Mathematical modeling offers the opportunity to test hypothesis concerning Myeloproliferative emergence and development. We tested different mathematical models based on a training cohort (n=264 patients) (Registre de la c\^ote d'Or) to determine the emergence and evolution times before JAK2V617F classical Myeloproliferative disorders (respectively Polycythemia Vera and Essential Thrombocytemia) are diagnosed. We dissected the time before diagnosis as two main periods: the time from embryonic development for the JAK2V617F mutation to occur, not disappear and enter in proliferation, and a second time corresponding to the expansion of the clonal population until diagnosis. We demonstrate using progressively complexified models that the rate of active mutation occurrence is not constant and doesn't just rely on individual variability, but rather increases with age and takes a median time of 63.1+/-13 years. A contrario, the expansion time can be considered as constant: 8.8 years once the mutation has emerged. Results were validated in an external cohort (national FIMBANK Cohort, n=1248 patients). Analyzing JAK2V617F Essential Thrombocytema versus Polycythemia Vera, we noticed that the first period of time (rate of active homozygous mutation occurrence) for PV takes approximatively 1.5 years more than for ET to develop when the expansion time was quasi-similar. In conclusion, our multi-step approach and the ultimate time-dependent model of MPN emergence and development demonstrates that the emergence of a JAK2V617F mutation should be linked to an aging mechanism, and indicates a 8-9 years period of time to develop a full MPN.

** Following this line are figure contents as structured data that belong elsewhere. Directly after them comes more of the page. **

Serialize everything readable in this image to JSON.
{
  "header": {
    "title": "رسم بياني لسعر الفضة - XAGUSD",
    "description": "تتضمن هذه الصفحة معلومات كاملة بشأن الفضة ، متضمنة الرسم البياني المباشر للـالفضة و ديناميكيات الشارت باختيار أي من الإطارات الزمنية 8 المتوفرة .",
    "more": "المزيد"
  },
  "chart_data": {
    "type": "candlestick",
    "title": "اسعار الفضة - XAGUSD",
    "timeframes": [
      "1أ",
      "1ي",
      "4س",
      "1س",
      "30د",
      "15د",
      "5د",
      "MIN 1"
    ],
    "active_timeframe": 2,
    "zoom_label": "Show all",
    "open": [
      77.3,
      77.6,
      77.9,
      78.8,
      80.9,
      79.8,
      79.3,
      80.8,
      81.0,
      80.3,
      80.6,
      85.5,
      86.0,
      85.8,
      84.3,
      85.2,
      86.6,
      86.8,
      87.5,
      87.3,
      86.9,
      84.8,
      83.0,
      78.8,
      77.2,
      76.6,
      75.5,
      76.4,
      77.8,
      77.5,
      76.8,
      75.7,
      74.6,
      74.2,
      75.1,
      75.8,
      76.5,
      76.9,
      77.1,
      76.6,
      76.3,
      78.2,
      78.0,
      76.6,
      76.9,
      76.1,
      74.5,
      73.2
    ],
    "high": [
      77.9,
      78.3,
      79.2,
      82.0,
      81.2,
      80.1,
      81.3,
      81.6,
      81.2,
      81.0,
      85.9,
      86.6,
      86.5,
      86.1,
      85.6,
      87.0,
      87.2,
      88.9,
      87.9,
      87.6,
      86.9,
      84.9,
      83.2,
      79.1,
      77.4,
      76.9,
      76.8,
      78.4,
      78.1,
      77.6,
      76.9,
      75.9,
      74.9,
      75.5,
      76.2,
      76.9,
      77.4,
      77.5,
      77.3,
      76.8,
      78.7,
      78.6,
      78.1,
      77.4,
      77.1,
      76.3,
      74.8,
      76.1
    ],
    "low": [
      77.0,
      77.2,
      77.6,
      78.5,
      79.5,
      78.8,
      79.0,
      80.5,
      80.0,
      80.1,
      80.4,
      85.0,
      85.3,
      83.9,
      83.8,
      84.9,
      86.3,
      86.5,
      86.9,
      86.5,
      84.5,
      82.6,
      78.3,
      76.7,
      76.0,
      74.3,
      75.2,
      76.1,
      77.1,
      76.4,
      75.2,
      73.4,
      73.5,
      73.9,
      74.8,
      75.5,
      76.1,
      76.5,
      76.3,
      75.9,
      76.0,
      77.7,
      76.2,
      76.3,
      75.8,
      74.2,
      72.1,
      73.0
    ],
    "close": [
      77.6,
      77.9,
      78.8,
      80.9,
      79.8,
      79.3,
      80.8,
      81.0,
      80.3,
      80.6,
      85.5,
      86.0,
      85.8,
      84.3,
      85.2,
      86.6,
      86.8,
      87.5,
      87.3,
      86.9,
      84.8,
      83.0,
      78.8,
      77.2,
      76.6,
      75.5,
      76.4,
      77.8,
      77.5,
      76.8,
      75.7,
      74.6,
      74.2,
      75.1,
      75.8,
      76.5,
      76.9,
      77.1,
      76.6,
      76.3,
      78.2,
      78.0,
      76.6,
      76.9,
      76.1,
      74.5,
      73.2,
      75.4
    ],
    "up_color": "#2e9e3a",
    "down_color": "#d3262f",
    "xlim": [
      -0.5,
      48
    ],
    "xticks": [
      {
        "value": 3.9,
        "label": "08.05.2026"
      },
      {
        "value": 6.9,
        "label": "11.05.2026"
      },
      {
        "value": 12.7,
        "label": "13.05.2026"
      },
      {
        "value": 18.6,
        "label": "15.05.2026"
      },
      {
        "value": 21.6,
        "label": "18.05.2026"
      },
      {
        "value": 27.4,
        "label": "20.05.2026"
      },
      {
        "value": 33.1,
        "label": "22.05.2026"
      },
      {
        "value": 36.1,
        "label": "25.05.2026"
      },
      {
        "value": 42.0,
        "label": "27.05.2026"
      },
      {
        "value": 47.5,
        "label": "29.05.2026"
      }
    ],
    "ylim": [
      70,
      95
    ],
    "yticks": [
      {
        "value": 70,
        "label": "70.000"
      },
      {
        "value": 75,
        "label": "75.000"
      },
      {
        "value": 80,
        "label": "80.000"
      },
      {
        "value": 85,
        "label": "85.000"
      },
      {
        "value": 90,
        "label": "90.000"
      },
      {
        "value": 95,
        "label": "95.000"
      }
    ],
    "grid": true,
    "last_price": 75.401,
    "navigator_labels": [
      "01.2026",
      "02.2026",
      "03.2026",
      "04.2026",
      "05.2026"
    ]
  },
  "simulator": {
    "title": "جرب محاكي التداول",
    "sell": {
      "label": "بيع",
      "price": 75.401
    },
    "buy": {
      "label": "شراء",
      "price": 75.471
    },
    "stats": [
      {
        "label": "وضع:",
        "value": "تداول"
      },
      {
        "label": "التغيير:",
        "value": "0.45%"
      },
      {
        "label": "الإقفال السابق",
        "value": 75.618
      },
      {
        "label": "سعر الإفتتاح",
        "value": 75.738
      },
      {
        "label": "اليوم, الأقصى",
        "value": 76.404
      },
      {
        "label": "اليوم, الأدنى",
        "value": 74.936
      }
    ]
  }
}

翻译：数学模型为检验有关骨髓增殖性肿瘤发生与发展的假说提供了可能。我们基于一个训练队列（n=264例患者）（科多尔省登记库）测试了不同的数学模型，以确定在JAK2V617F经典骨髓增殖性肿瘤（分别为真性红细胞增多症和原发性血小板增多症）被诊断之前，其发生与演进所需的时间。我们将诊断前的时间解析为两个主要阶段：第一阶段是从胚胎发育开始，JAK2V617F突变发生、未消失并进入增殖状态所需的时间；第二阶段对应于克隆群体扩增直至诊断的时间。我们通过逐步复杂化的模型证明，活性突变发生的速率并非恒定，也不仅仅依赖于个体差异，而是随着年龄增长而增加，其中位时间约为63.1±13年。相反，扩增时间可被视为恒定：一旦突变发生，约为8.8年。这些结果在一个外部队列（国家FIMBANK队列，n=1248例患者）中得到了验证。通过分析JAK2V617F原发性血小板增多症与真性红细胞增多症，我们注意到，在扩增时间几乎相似的情况下，PV所需的第一阶段（活性纯合突变发生速率）比ET多发展约1.5年。总之，我们的多步骤方法以及最终的MPN发生与发展的时间依赖性模型表明，JAK2V617F突变的发生应与衰老机制相关，并指出发展成完整MPN需要8-9年的时间。